Anthropic's Claude helped Nobel laureate Giorgio Parisi prove a decade old identity in the math of jamming, where disordered systems like grains or glass freeze into rigidity.
Giorgio Parisi did not ask Claude to invent a theory. He asked it to re-check one. The result, the first analytic proof of an identity called a+b=1, lands in the peer-reviewed Journal of Statistical Mechanics: Theory and Experiment (J. Stat. Mech.) issue 073301 this July, and the full transcript of the working sessions is public on Zenodo.
The problem is a 12-year-old stalemate over the math of "jamming." Picture a pool table so crowded with billiard balls that none can move. The fluid has become a rigid, disordered solid. That is jamming, the same physics that governs grains packing in a silo, the way traffic stops without an obvious cause, and why glass never quite flows. Jamming has been a touchstone problem in statistical physics, in part because it sits at the boundary between liquid-like and solid-like behavior.
In 2014, a group now known by the initials CKPUZ (Charbonneau, Kurchan, Parisi, Urbani, Zamponi) ran large numerical simulations and found a curious relation among the critical exponents a, b, and c that govern the matching region near the jamming transition: a+b=1. The companion identity b=(1+c)/2 was proved analytically within a few years. The identity a+b=1 refused to follow. The result sat unproven for more than a decade.
Francesco Zamponi, a co-author of that 2014 paper, posted the resolution on arXiv in June as paper 2606.03300. The proof is narrow but exact: a+b=1 holds inside the full replica-symmetry-breaking (fullRSB) ansatz, the standard mathematical machinery for disordered systems in infinite dimensions. The exponents connect to the same scaling relations that mechanical-stability arguments by Wyart and collaborators predict, but those arguments had no closed-form proof. The new paper supplies it.
The tool that produced the proof was Anthropic's Claude, used in two successive model versions, Sonnet 4.6 and Opus 4.7, working through the argument over many sessions. The full transcript of those conversations is archived on Zenodo as record 20633432, a rare public audit trail for an AI-assisted mathematical argument. The work was authored by Zamponi and Parisi, and the paper's abstract states that the proof was "verified by us," the authors, not the model.
Gizmodo reported that other physicists called Claude's solution "essentially correct," a supportive but not load-bearing read. Parisi, in comments reported by Live Science, said the collaboration "significantly shifted my perspective on what these models can achieve in theoretical physics." The framing is partnership, not replacement: a tired old proof, a patient interlocutor, a human author willing to be wrong.

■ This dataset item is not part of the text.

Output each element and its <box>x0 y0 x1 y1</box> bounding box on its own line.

The wire version of the story reads as "AI solves Nobel winner's puzzle." The actual mechanism is narrower and more useful: Claude served as a re-examination partner for an argument the field had stopped trying to prove, prompting the authors to chase branches they would have skipped alone. The result is not a new theory of jamming. It is the closure of a known gap, by a known method, in a known regime, with a known tool now named in the paper.
The next "AI solved X" headline deserves a more honest test: did the model generate the question, or did it re-examine someone else's? In the Zamponi–Parisi case, the credit for the question belongs entirely to a 12-year-old simulation, and the proof sits in a journal that takes years of peer review. Mature, human-stuck problems with established formalisms, where the math is hard but the structure is known, are the natural niche for an LLM that has no creative insight but no fatigue.
A press release on EurekAlert from Sapienza frames the work as a milestone in human-AI collaboration. The published paper is more measured. The proof is for one specific identity inside one specific ansatz. The mechanism that made it possible, patient re-examination by an AI assistant under human authorship, is now on the record, and is the part of the story most likely to matter when the next decade-old problem comes around.